Das Projekt «Reporter:innen ohne Barrieren» steht unter dem Motto «Nichts über uns ohne uns». Was ist damit gemeint?
Ein Fünftel aller Menschen in der Schweiz leben mit einer Behinderung. Doch die Arbeit in den Medien sowie auch in den zuständigen Behörden und in den Behindertenorganisationen – dort, wo man Statements zum Thema macht, Entscheidungen trifft und eine Öffentlichkeit erreicht – wird gar nicht oder nur zu einem kleinen Teil von diesen Menschen gemacht. Inklusion zu organisieren, aber sie nicht selbst vorzuleben, ist kritisch. Unser Projekt will das ändern.

Wie genau?
Zum einen soll es darum gehen, dass Menschen mit Behinderung in den Medien vertreten sind und etwas zu sagen haben, wenn über Themen berichtet wird, die sie betreffen. Zum anderen sollen Menschen mit Behinderung auch einfach in den Medienmarkt integriert werden und über alles berichten können, was sie interessiert, ohne Bezug auf die Behinderung zu nehmen.

Beim Begriff «Barrierefreiheit» denken viele wohl zuerst an Menschen mit physischen Einschränkungen, etwa bei der Mobilität. Inwiefern fühlen Sie sich als Person mit psychischer Erkrankungen davon angesprochen?
Vielleicht vorneweg: Den Ausdruck «behindert» mag ich persönlich nicht, man könnte eher «gehindert» sagen – denn wir werden daran gehindert, unser Potenzial zu entfalten und uns als ganze Menschen jenseits unseres Handicaps gesellschaftlich einzubringen.

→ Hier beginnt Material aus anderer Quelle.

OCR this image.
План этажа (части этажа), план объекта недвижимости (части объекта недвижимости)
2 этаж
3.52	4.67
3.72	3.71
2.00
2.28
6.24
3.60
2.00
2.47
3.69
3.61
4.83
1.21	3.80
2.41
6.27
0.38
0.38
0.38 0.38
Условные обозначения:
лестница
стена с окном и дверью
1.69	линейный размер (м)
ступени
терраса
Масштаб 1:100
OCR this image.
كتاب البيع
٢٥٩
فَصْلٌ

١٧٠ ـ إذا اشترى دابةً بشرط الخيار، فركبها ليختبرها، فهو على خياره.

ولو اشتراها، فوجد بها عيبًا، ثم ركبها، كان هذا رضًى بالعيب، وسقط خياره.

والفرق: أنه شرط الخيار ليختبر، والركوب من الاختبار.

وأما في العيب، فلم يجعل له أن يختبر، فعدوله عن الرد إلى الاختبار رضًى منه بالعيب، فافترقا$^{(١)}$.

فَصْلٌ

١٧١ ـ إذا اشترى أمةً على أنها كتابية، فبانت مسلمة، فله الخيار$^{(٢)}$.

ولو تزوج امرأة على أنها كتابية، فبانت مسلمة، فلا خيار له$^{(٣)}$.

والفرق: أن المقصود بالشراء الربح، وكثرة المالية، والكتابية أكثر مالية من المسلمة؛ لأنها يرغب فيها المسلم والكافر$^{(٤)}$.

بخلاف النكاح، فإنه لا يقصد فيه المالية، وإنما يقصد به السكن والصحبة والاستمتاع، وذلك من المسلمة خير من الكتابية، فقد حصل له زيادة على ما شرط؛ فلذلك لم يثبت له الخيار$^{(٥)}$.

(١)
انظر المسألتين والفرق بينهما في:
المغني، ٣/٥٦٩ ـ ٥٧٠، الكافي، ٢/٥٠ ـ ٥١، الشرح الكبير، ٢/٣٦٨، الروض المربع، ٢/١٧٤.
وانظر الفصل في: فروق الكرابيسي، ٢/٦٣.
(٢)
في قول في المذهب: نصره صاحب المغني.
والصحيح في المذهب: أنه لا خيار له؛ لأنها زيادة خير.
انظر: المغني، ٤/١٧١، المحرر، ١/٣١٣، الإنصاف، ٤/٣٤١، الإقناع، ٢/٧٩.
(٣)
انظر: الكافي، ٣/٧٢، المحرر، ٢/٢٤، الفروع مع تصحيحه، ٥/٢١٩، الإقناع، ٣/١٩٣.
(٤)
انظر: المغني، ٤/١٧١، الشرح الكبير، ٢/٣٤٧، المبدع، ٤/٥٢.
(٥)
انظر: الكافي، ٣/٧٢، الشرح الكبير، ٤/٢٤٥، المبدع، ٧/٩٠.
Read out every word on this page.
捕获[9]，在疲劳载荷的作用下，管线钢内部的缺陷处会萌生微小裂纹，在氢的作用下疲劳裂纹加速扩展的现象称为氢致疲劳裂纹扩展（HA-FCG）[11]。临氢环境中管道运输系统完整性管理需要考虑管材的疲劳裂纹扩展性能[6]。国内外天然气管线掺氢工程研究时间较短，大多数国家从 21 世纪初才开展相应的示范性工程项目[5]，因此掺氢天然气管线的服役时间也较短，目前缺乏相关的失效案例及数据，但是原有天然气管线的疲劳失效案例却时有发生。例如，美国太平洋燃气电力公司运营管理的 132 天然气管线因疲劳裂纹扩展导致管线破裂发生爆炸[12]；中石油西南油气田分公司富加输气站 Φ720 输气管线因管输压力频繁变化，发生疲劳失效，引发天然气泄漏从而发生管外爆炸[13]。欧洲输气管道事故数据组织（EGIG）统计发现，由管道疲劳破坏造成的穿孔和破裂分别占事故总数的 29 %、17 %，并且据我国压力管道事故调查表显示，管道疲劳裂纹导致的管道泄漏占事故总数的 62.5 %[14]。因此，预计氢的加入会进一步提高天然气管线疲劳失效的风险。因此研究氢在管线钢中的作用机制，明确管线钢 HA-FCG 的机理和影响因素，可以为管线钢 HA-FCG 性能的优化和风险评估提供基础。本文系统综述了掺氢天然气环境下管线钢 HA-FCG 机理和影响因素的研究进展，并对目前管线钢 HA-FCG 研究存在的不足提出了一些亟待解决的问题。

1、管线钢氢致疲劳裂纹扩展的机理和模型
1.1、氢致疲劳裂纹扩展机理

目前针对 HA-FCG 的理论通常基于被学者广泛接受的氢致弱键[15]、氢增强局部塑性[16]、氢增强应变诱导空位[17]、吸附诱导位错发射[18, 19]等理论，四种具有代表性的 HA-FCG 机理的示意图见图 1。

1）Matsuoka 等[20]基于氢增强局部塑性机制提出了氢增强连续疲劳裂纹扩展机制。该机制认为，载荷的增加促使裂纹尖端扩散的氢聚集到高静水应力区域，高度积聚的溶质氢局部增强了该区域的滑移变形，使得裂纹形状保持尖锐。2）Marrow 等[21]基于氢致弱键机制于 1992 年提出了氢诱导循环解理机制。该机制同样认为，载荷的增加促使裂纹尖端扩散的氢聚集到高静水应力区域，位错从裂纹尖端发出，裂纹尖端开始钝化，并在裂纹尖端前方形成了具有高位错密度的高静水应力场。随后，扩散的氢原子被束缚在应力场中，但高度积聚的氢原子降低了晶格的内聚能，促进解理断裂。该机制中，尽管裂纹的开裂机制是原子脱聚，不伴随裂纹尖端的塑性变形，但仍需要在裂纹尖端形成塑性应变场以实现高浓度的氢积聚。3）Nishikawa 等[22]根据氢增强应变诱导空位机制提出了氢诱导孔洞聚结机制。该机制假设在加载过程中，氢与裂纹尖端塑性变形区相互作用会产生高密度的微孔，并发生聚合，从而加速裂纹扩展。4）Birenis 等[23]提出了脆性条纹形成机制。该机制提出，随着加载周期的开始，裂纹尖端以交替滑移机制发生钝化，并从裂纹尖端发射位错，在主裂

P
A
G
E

Und zu Ihrer Frage: Ja, auch ich fühle mich zu hundert Prozent angesprochen. Für mich persönlich geht es beim Thema «Barrierefreiheit» um unsere Stellung innerhalb der Gesellschaft als Ganzes und in der Arbeitswelt. In unserem Projekt sind Menschen mit allen möglichen Formen von Handicaps – kognitiv, psychisch und körperlich – involviert. Natürlich begegnen Menschen je nach Handicap anderen Hindernissen, erleben unterschiedliche Ausgrenzungsmechanismen, Barrieren und Stigmata. Ein gutes Beispiel ist das Thema «IV und Arbeit»: Hier fällt sofort auf, wie unterschiedlich die gesellschaftlichen Abwertungsmechanismen bei psychischen und physischen Erkrankungen greifen.

Wie meinen Sie das?
Es ist immer noch ein riesiges gesellschaftliches Stigma, wenn man nicht im ersten Arbeitsmarkt arbeitet. Von vielen Menschen mit physischen beziehungsweise sichtbaren Handicaps wird angenommen, dass sie gar nicht arbeiten können, während es bei unsichtbaren, psychischen oder kognitiven Handicaps oft zu Abwertung kommt, man gilt als faul, unmotiviert oder gar als «Scheininvalide». Parteien wie die SVP befeuern diesen Diskurs mit ihren politischen Vorstössen immer wieder aktiv, indem sie manchen Menschen mit «unsichtbarem» Handicap unterstellen, vom Staat profitieren zu wollen. Ich kenne diese Situationen nur zu gut – wenn man etwa irgendwohin eingeladen wird und eine der ersten Fragen lautet: «Und du, was machst du beruflich?»

Und was antworten Sie dann?
Das ist vom Kontext, meiner Stimmung und der fragenden Person abhängig. Ich habe verschiedene Antworten auf Lager, ich mache ja auch viel. Oft gebe ich meine Freiwilligenarbeit als bezahlte Arbeit an. Ich bin Vereinsleiterin, arbeite am Radio, ich bin Ethnologin und Musikerin, schliesslich spiele ich zwei Instrumente und auch in Bands. Und wenn ich merke, dass mein Gegenüber sensibilisiert genug ist, kann ich auch mal sagen, dass ich eine IV-Rente beziehe. Jetzt, da ich geoutet bin, werde ich es wohl in Zukunft noch etwas direkter thematisieren.

Nathalie Anderegg wünscht sich, dass man irgendwann ohne Vorurteile und Stigmata über jede Form von Handicap sprechen kann. Fragen zu stellen und etwas verstehen zu wollen, sei in jedem Fall besser, als einfach Urteile zu fällen.